O real vivido – Se do ponto de vista da tradição pentecostal
o método interpretativo da Bíblia é o histórico-gramatical, na vida prática dos
pentecostais há uma forma bem peculiar por meio do qual o crente lê a
Escritura.
As igrejas de tradição pentecostal não negam a inerrância da
Palavra de Deus, assim como não duvidam de seu caráter espiritual, e nem
tampouco atribuem vários sentidos ao mesmo texto bíblico. Contudo, é preciso reconhecer
que há um modo prático e específico por meio do qual os crentes pentecostais leem
a Escritura. Conforme as palavras de Robert Menzies, “os pentecostais não hesitam
em relacionar o evangelho a toda a gama da necessidade humana, seja espiritual,
física, seja material” (ibid. 2017, p. 253).
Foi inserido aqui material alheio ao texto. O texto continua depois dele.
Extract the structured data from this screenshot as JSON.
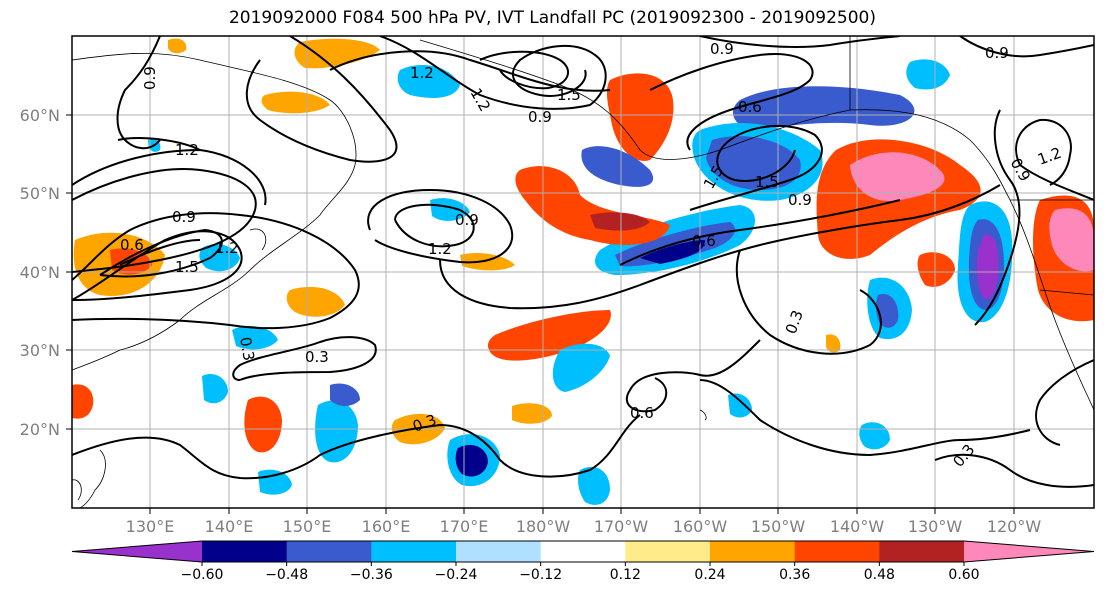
{
  "title": "2019092000 F084 500 hPa PV, IVT Landfall PC (2019092300 - 2019092500)",
  "map": {
    "lat_labels": [
      "60°N",
      "50°N",
      "40°N",
      "30°N",
      "20°N"
    ],
    "lon_labels": [
      "130°E",
      "140°E",
      "150°E",
      "160°E",
      "170°E",
      "180°W",
      "170°W",
      "160°W",
      "150°W",
      "140°W",
      "130°W",
      "120°W"
    ],
    "contour_labels": [
      "0.9",
      "0.9",
      "1.2",
      "1.2",
      "1.5",
      "0.9",
      "0.6",
      "0.9",
      "1.2",
      "1.5",
      "0.9",
      "1.2",
      "0.9",
      "1.2",
      "0.6",
      "1.5",
      "1.5",
      "0.9",
      "0.6",
      "1.2",
      "0.3",
      "0.3",
      "0.3",
      "0.6",
      "0.3",
      "0.3",
      "0.9"
    ]
  },
  "colorbar": {
    "colors": [
      "#9932cc",
      "#00008b",
      "#3a5bcd",
      "#00bfff",
      "#b0e0ff",
      "#ffffff",
      "#ffeb8a",
      "#ffa500",
      "#ff4500",
      "#b22222",
      "#ff88bb"
    ],
    "tick_labels": [
      "−0.60",
      "−0.48",
      "−0.36",
      "−0.24",
      "−0.12",
      "0.12",
      "0.24",
      "0.36",
      "0.48",
      "0.60"
    ]
  }
}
Na prática, isso quer dizer que, ao
ler a Bíblia, o crente pentecostal – por sua experiência pessoal com o Espírito
Santo – atribui ao texto um aspecto prático, levando em consideração a ação do Espírito
Santo no momento em que a leitura bíblica é feita, assim como o contexto a que
encontra-se submetido, aplicando o texto lido à realidade por ele vivida.
Deste modo, nem a necessidade de um critério sério pré-estabelecido
de interpretação bíblica pode ser rejeitado ou negligenciado (nesse caso, o
histórico--gramatical) nem a realidade prática de interpretação vivida pelos
pentecostais pode ser negada, e isso impõe a necessidade de uma profunda reflexão,
com vistas à clareza e à firmeza no caminho da interpretação do texto sagrado.
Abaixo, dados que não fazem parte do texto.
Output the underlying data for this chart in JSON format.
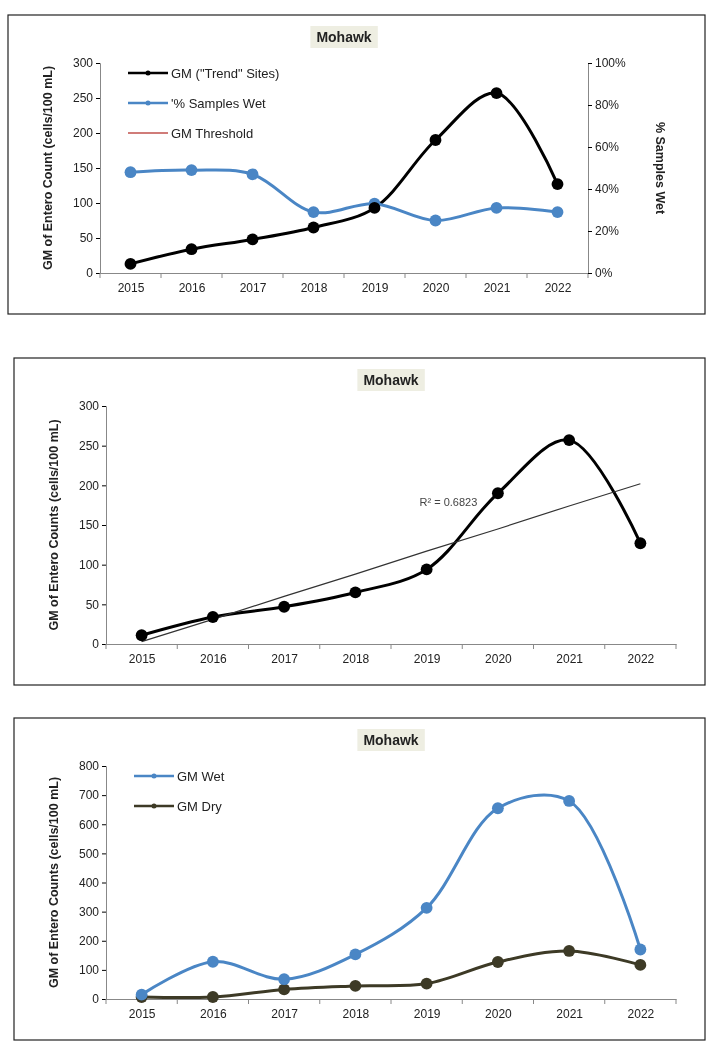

Acerca disso, o pastor e teólogo César Moisés Carvalho escreve
em seu livro Pentecostalismo e Pós-Modernidade, publicado pela Casa
Publicadora das Assembleias de Deus: “Portanto, que fique claro que a ideia
aqui, é de bom alvitre novamente enfatizar, nada tem a ver com rejeição das doutrinas
mestras da religião cristã, mas apenas encontrar uma abordagem para fundamentar
nossa experiência do Espírito em uma leitura da Bíblia que não se pretenda absoluta
e esgotável, como se os seus mistérios insondáveis pudessem ser exauridos com um
método hermenêutico racionalista ou qualquer outro, pois apesar de crermos que os
textos da Bíblia tenham apenas um sentido, os pentecostais não ousamos afirmar que
a nossa forma de lê-la seja autossuficiente e a única que pode estar certa”
(CARVALHO, 2017, p. 254).
O próximo tópico se encarregará em propor ações que
possivelmente servirão de meios pelos quais o tão necessário equilíbrio poderá
ser alcançado.
Possíveis soluções práticas
Depois de uma breve apresentação dos métodos histórico-gramatical,
histórico-crítico e pós-moderno, este artigo pôde reavaliar também como a
tradição pentecostal lida com este assunto, bem como a forma com que os crentes
pentecostais costumam ler a Bíblia e buscam compreender o sentido daquilo que leem.
A esta altura, é preciso apontar meios pelos quais nem a tradição e nem a experiência
pentecostal sejam desprezadas.
Com base no que Francis Schaeffer escreveu sobre este tempo (pós-modernidade),
no qual “o conceito de verdade está dividido”,7 destaca-se a urgente
necessidade de uma atenção especial ao perigo que cerca algumas práticas interpretativas
comuns a alguns pentecostais, principalmente se consideradas as características
da pós-modernidade e o perfil interpretativo da Bíblia adotado por alguns
exatamente à luz dessas características. Por exemplo, o crente pentecostal que lê
um texto sagrado à luz de sua própria experiência, sem considerar o real
sentido do texto, corre sério risco de incorrer no grave erro de tornar a
verdade bíblica relativa. Por isso, em primeiro lugar, é preciso que, no ato de
ler e interpretar a Bíblia, ele deixe de lado o relativismo, o desprezo e a descrença
na existência de verdades absolutas, caso contrário isso causará,
inevitavelmente, danos irreparáveis à sua fé, que resultarão em prejuízo à
saúde espiritual da igreja, coletivamente.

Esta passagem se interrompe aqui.